Virginia’s affairs had been controlled so far by governors sent over by the Virginia Company. Now the Company allowed a body called the House of Burgesses to be set up. The burgesses were elected representatives from the various small settlements along Virginia’s rivers. They met to advise the governor on the laws the colony needed. Though few realized it at that time, the Virginia House of Burgesses was the start of an important tradition in American life – that people should have a say in decisions about matters that concern them.

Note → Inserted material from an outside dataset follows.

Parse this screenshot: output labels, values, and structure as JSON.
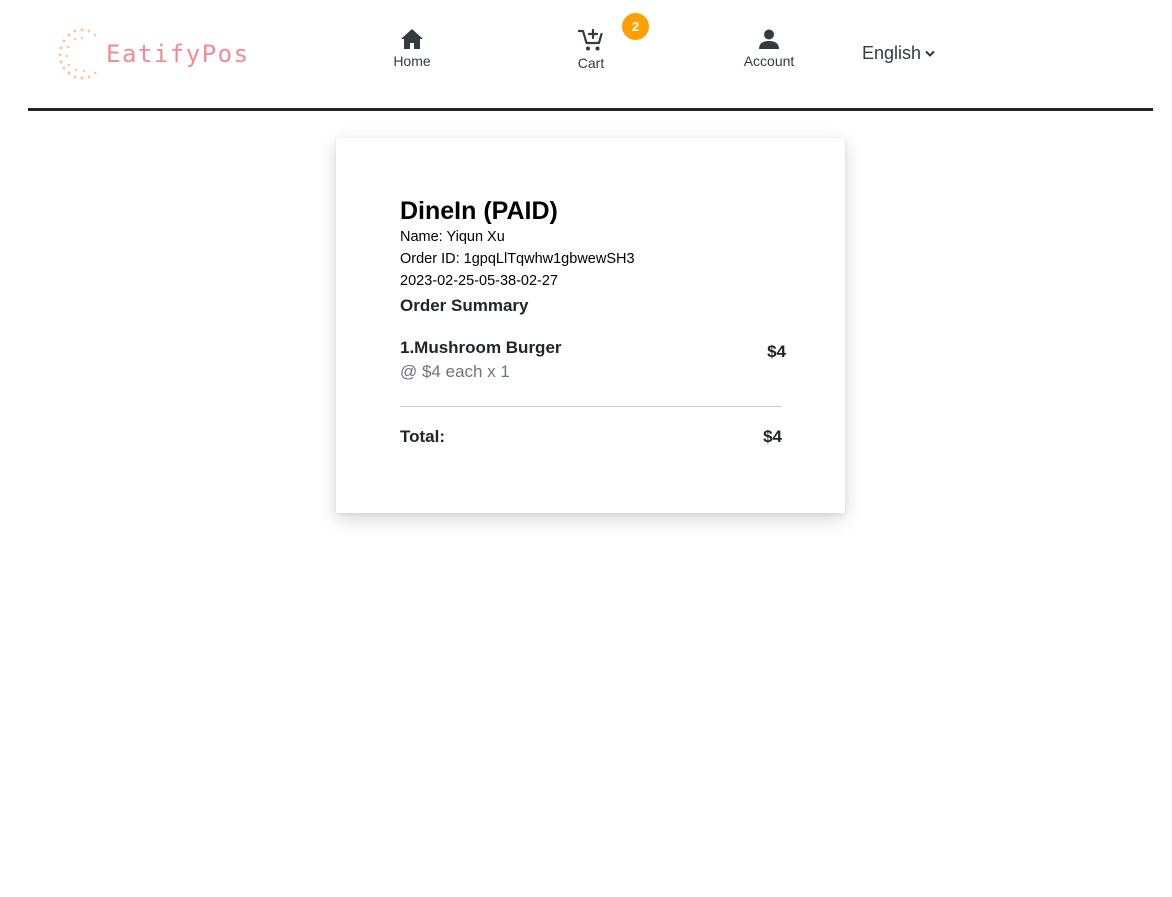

The Virginia Company never made a profit. By 1624 it had run out of money. The English king dissolved the Virginia Company and made Virginia a royal colony that year. Now the English government was responsible for colonists. There were still very few of them. Fierce Amerindian arracks in 1622 had destroyed several settlements and killed over 350 colonists. Out of nearly 10 000 settlers sent out since 1607, a 1624 census showed only 1,275 survivors. But the hardships had tightened the survivors. Building a new homeland had proved harder and taken longer than anyone had expected. But this first society of English people oversees had put down living roots into the American soil. Other struggles lay ahead, but by 1624 it was clear that Virginia would survive.

DISCUSSION

  1. What was the first successful British colony in America? What was its geographical position?

  2. What aim did the Virginia Company pursue when it paid the cost of the expedition?

  3. Were the first years of Jamestown easy? Did colonists choose a good site for their settlement?

  4. Soon after the colony had been established many of its members died. What were the most common causes of death in Jamestown?

  5. Why is it believed that the colony would have collapsed if it had not been for its young leader Captain John Smith?

  6. Were all those people sent to Jamestown from England going willingly? Prove your point.

  7. At that time Virginia had one big attraction that England lacked. What was it?

  8. It was not strict discipline that helped Virginia to survive, but a plant that grew there. What was it?

  9. What do we learn about “indentured servants”? What was the difference between them and black slaves who worked in tobacco fields?

  10. Did the Virginia Company ever make big profits due to the colony?